Ingram made his first shot, a 3-pointer, after Amile Jefferson gathered a loose ball and flung it in his direction. He made his next shot, a long 2-pointer with a foot on the line. And then Ingram hit his next shot, this one from behind the arc, again. Three shots, in less than three minutes for eight points – the same number he had in the whole game against Utah State (and more than he posted against Kentucky and Georgetown).
Ingram blistered the nets for 18 first-half points on 7-of-8 shooting from the floor. He played with a verve, to use one of Krzyzewski’s favorite words, a vigor and enthusiasm that had him sprinting back on both ends of the floor. He finished with a team-high 24 points on 10-of-15 shooting. Matt Jones added 23, and Grayson Allen contributed 16.
Despite Ingram’s early firepower, the Hoosiers only needed two minutes to go on a 12-0 run and take the lead at 16-10. The offense came fast and furious from both teams, playing as one would expect two of the nation’s top-10 most efficient offenses.
Krzyzewski yelled at the Duke fans behind the bench and the student section to “get angry” with just under two minutes left in the half as the Blue Devils led 46-35. The basketball portion of the half ended in ridiculous, circus-like fashion, which was befitting of the stage and previous action. Allen lost his footing around the foul line, slipping as he flung the ball with two hands, from waist level, over his shoulder. With his back to the basket, Allen couldn’t see the ball hit the backboard and bounce into the net.
Then the real shenanigans began.
Krzyzewski had a real reason to get angry at halftime, as Indiana’s Max Bielfeldt bumped into him as he ran off the court. Krzyzewski was sufficiently angry enough to stop Indiana coach Tom Crean, who told him he didn’t see it. Krzyzewski spoke to the referees about it as well, lingering on the court well after his team had run inside the locker room.
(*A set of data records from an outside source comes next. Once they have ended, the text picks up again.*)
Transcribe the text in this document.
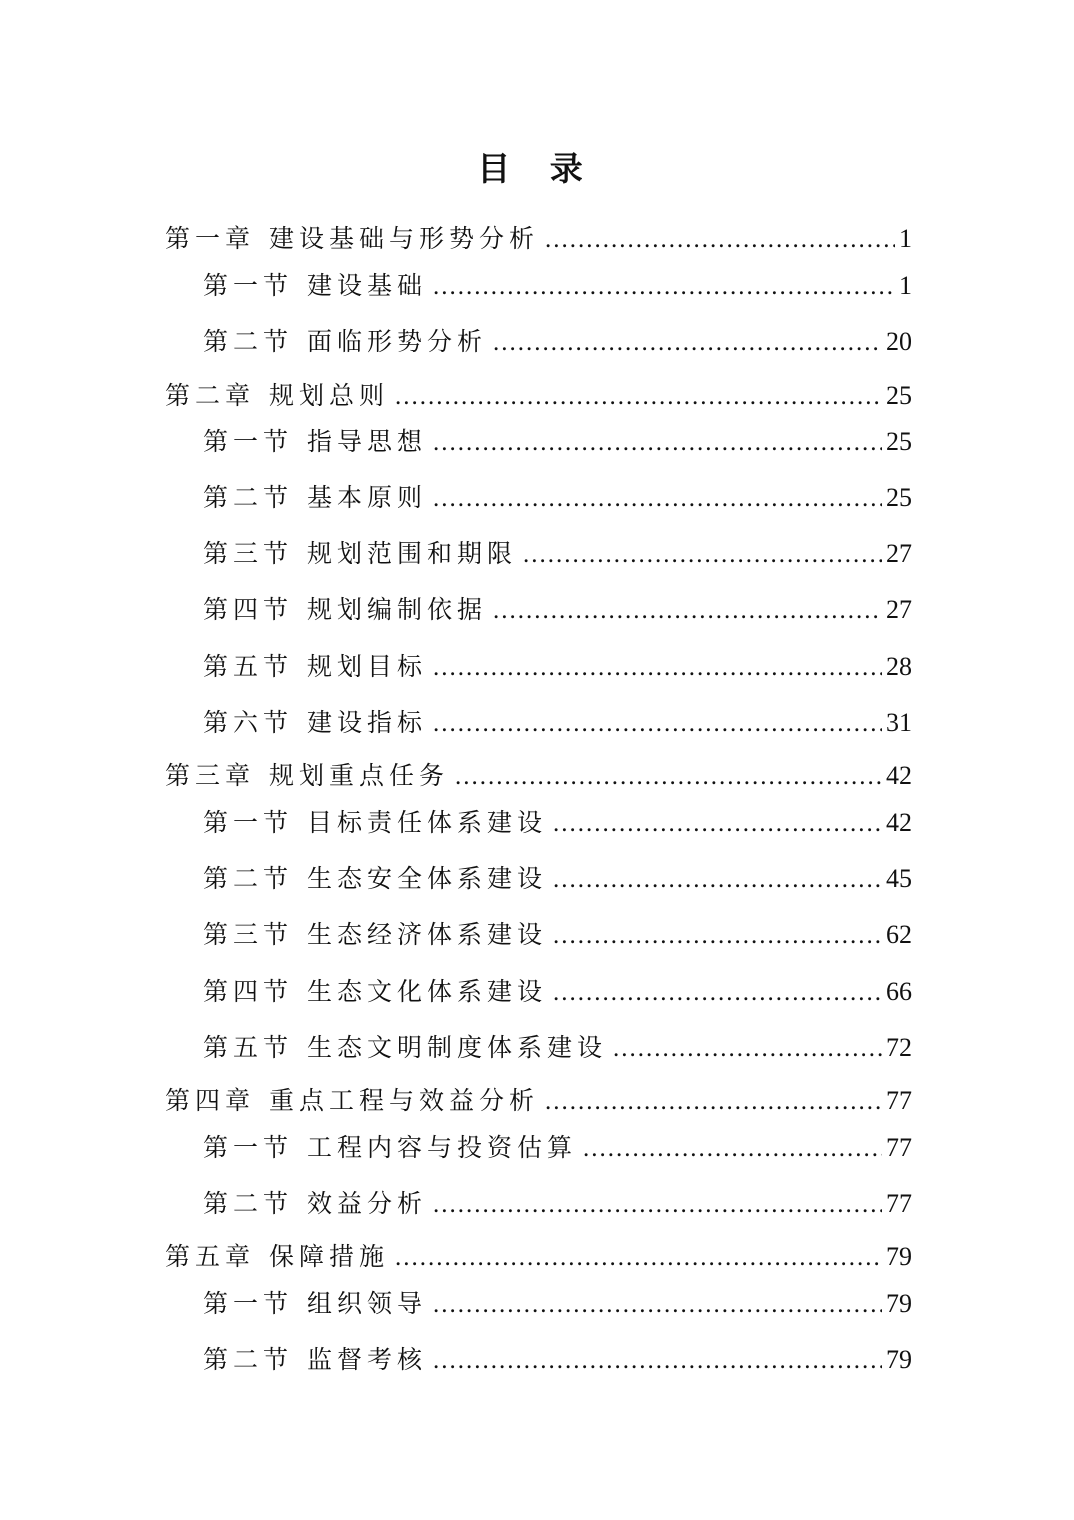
目 录
第一章 建设基础与形势分析 .....	1
第一节 建设基础 .....	1
第二节 面临形势分析 .....	20
第二章 规划总则 .....	25
第一节 指导思想 .....	25
第二节 基本原则 .....	25
第三节 规划范围和期限 .....	27
第四节 规划编制依据 .....	27
第五节 规划目标 .....	28
第六节 建设指标 .....	31
第三章 规划重点任务 .....	42
第一节 目标责任体系建设 .....	42
第二节 生态安全体系建设 .....	45
第三节 生态经济体系建设 .....	62
第四节 生态文化体系建设 .....	66
第五节 生态文明制度体系建设 .....	72
第四章 重点工程与效益分析 .....	77
第一节 工程内容与投资估算 .....	77
第二节 效益分析 .....	77
第五章 保障措施 .....	79
第一节 组织领导 .....	79
第二节 监督考核 .....	79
“i didn’t even know what the hell happened. All of the sudden, boom, I got hit,” Krzyzewski said. “Where I’m from, usually when you get hit, you do something. I didn’t do anything. But usually if you get hit, someone would say, I’m sorry.”
Krzyzewski said it was probably an accident and downplayed its significance. Allen, for his part, was willing to give the Hoosiers the benefit of the doubt—after the game.
“In the heat of the game, everything will fire us up,” Allen said.
Whatever the late-arriving Krzyzewski said to his team in the locker room worked. Duke opened the second half on a 9-0 run, with Crean calling a timeout in vain (the whiteboard had no solution for a dysfunctional defense). Indiana didn’t make its first field goal of the second half until there was 11:30 left in the game. At that point, the Hoosiers were already down 69-48.
There has been plenty of honest talk from Krzyzewski about his team’s limitations and need for growth in this young season. Wednesday night, though, the Blue Devils showed they could run and fight with the best of them. That’s an edge that will serve Duke well, even on nights when the offensive fireworks aren’t quite as bright.